ボッティチェリ展。

行ったはいいが、お目当てのところは閉まっていた。仕方がないまた来よう、と思う。しかし、その”また”が来ない。このようなこと、ままあることである。ウフィツィ美術館もそのひとつ。
ずいぶん昔になるがフィレンツェへ行った。もちろんウフィツィ美術館へ行くことが最大目的。が、ウフィツィ美術館は閉まっていた。その少し前に爆弾騒ぎがあり、ウフィツィ美術館もその一部に被害を受けたらしい。で、暫らく閉鎖していた。ボッティチェリの≪春(プリマヴェーラ)≫も≪ヴィーナスの誕生≫も観ることができなかった。
仕方ないまた来よう、と思っていた。が、その”また”が今日まで来なかった。
ボッティチェリは誰にも好まれる絵描きである。私も好き。ボッティチェリが嫌いだという人は、まあいないのじゃないか。洋の東西を問わず。

東京都美術館でのボッティチェリ展。
日伊国交樹立150周年を記念する企画展。
目玉は、≪聖母子(書物の聖母)≫。

上野の東京都美術館、企画展の入口の扱いはいつもこう。
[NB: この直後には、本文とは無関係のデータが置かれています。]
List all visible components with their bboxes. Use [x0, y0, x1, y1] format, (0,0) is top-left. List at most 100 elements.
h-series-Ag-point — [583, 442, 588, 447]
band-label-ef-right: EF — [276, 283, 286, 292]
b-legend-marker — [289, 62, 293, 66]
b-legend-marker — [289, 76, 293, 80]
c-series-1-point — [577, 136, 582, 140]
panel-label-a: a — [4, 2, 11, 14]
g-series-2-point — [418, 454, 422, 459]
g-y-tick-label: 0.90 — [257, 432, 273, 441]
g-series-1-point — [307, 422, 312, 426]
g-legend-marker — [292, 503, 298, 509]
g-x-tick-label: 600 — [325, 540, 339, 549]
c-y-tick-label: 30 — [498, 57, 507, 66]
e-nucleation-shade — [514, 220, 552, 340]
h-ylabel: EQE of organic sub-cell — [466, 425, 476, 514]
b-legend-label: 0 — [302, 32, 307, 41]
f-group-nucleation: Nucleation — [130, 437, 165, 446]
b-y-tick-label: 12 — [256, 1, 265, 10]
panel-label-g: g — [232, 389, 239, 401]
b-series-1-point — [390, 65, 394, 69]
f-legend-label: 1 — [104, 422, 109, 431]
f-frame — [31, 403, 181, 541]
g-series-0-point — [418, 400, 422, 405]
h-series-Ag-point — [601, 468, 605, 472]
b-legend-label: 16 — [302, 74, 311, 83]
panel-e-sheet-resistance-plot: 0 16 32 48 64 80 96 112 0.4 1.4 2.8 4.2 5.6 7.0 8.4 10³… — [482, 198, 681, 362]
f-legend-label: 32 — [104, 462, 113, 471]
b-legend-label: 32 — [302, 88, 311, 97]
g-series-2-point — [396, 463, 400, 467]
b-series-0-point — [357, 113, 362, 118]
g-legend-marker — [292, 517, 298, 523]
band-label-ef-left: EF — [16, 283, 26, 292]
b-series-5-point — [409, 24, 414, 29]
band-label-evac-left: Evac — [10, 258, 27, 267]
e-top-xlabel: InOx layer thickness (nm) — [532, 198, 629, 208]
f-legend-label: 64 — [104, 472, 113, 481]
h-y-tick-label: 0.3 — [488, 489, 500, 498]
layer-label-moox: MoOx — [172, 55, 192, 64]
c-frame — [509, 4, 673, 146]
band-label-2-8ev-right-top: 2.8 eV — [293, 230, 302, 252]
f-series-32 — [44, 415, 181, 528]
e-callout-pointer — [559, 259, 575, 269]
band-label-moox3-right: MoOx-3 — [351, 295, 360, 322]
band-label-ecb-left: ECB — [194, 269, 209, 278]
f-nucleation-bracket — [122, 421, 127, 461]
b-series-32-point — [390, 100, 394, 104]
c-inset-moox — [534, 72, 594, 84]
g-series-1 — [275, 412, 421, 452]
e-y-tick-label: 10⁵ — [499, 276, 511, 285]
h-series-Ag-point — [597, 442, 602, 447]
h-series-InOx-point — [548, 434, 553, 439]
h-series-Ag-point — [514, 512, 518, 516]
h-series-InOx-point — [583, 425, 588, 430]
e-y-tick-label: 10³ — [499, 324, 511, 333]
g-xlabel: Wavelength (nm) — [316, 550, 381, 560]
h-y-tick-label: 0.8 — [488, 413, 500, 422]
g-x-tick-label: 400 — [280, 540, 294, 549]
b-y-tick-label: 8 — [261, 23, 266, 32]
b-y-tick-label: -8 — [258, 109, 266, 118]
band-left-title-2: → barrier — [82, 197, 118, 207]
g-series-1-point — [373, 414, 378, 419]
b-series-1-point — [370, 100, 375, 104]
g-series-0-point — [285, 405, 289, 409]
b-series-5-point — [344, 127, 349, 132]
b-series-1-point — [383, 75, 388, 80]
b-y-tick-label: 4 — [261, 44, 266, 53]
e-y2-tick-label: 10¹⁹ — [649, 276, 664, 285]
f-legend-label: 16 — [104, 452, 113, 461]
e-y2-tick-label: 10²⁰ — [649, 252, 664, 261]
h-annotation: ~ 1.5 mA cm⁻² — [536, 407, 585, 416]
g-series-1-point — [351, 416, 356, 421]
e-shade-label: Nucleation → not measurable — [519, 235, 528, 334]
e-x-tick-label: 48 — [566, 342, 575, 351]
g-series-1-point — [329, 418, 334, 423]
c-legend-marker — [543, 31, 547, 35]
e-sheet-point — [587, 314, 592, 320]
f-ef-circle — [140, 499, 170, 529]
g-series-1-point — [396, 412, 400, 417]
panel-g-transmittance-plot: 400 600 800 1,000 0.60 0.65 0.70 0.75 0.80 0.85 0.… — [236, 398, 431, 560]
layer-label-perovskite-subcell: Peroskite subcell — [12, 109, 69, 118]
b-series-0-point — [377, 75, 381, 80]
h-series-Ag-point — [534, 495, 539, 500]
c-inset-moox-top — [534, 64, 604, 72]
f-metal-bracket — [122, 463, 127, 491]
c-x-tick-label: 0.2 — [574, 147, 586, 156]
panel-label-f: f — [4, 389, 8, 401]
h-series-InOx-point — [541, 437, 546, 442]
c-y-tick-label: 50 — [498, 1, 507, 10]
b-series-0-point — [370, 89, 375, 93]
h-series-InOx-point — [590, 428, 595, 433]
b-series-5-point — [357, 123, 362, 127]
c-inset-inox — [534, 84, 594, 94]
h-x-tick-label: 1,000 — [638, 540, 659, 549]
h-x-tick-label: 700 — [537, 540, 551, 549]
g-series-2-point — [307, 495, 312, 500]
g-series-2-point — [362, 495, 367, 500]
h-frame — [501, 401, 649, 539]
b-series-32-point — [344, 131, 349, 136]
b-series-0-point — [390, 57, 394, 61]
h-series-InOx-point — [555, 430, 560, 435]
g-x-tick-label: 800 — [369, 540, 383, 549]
時には変化をつけてもよかろうに、と思う。
それはそうとして、ボッティチェリの作品が20点ばかり来ている。その周辺の作品も多く。

ボッティチェリ≪ラーマ家の東方三博士の礼拝≫。
1475/76年頃。テンペラ、板。ウフィツィ美術館蔵。
中央、聖母子の前にひざまずいている男は、ルネサンス期フィレンツェを築いたコジモ・デ・メディチ。この絵には、その他メディチ家の多くの男が描かれている。
そして右端には、この絵を描いたサンドロ・ボッティチェリの姿も。

この男である。
小さなものを拡大したので、モワレが起きているが。
サンドロ・ボッティチェリ、1444/45年生まれと言われる。ということは、この頃は30を少し過ぎた頃。既に自らの工房を構えていた。

ボッティチェリ≪バラ園の聖母≫。
1468/69年頃。テンペラ、板。ウフィツィ美術館蔵。

ボッティチェリ≪書斎の聖アウグスティヌス(聖アウグスティヌスに訪れた幻視)≫。フレスコ画。オニサンティ聖堂蔵。

ボッティチェリ≪美しきシモネッタの肖像≫。
1480−85年頃。テンペラ、板。所蔵先は、なんと、丸紅株式会社。
シモネッタ、ルネサンス期フィレンツェを代表する美女であった、という。23歳という若さで夭折したから、なおのこそ。

ボッティチェリ≪パリスの審判≫。
1485/88年頃。テンペラ、板。
サンドロ・ボッテチェリ、1444年か45年に生まれた。1460年、15歳の頃、フィリッポ・リッピの工房へ入門している。1467年、ヴェロッキオの工房へも参加。1470年、25歳の頃、自らの工房を構える。

ボッティチェリの師・フィリッポ・リッピの≪聖母子≫。
1436年頃、板に移されたテンペラ。

ボッティチェリの師匠のフィリッピ・リッピの息子であるフィリピーノ・リッピ、一時、ボッティチェリ工房の弟子となる。
フィリピーノ・リッピ≪幼児キリストを礼拝する聖母≫。
1478年頃。テンペラ、板。
本展の音声ガイド、ベテラン声優の二人であった。池田秀一と池田昌子。淀みなく、静謐な語りではあるのであるが、ベテラン声優のお名前を知らないということもあり、イマひとつであった。
トンド、円形の作品も多くあった。
東京都美術館、65歳以上には入館料を割り引いている。一般1600円のところ、65歳以上は1000円。
これも日本では少ない。年寄り割引きをやっているところでも、その町や市にすんでいることが条件になっていることが多い。東京都、太っ腹なんだ。

本展の目玉である。
ボッティチェリ≪聖母子(書物の聖母)≫。
1482/83年頃。テンペラ、板。ミラノ、ポルディ・ベッツォーリ美術館蔵。
ところで、ウフィツィ美術館を知らない私のボッティチェリ、その一点はルーヴルにある。
ドゥノン翼を進んだ階段を≪サモトラケのニケ≫を正面に見て上がり、右へ入った部屋に。
ボッティチェリ≪若い婦人に贈物をするヴィーナスと三美神≫。
1480/83年、フレスコ画。
漆喰がところどころ剥げ落ちている。
が、美しい。



今日、3月10日。東京大空襲の日である。
太平洋戦争末期、日本は手酷い攻撃を受けた。
1945年(昭和20年)3月10日、東京は凄まじい空襲、爆撃を受けた。東京の下町、ことごとく焼き尽くされた。
10万人以上の人が死んだ。虐殺である。
今日、今上天皇は祈っておられるであろう。3月10日という時を。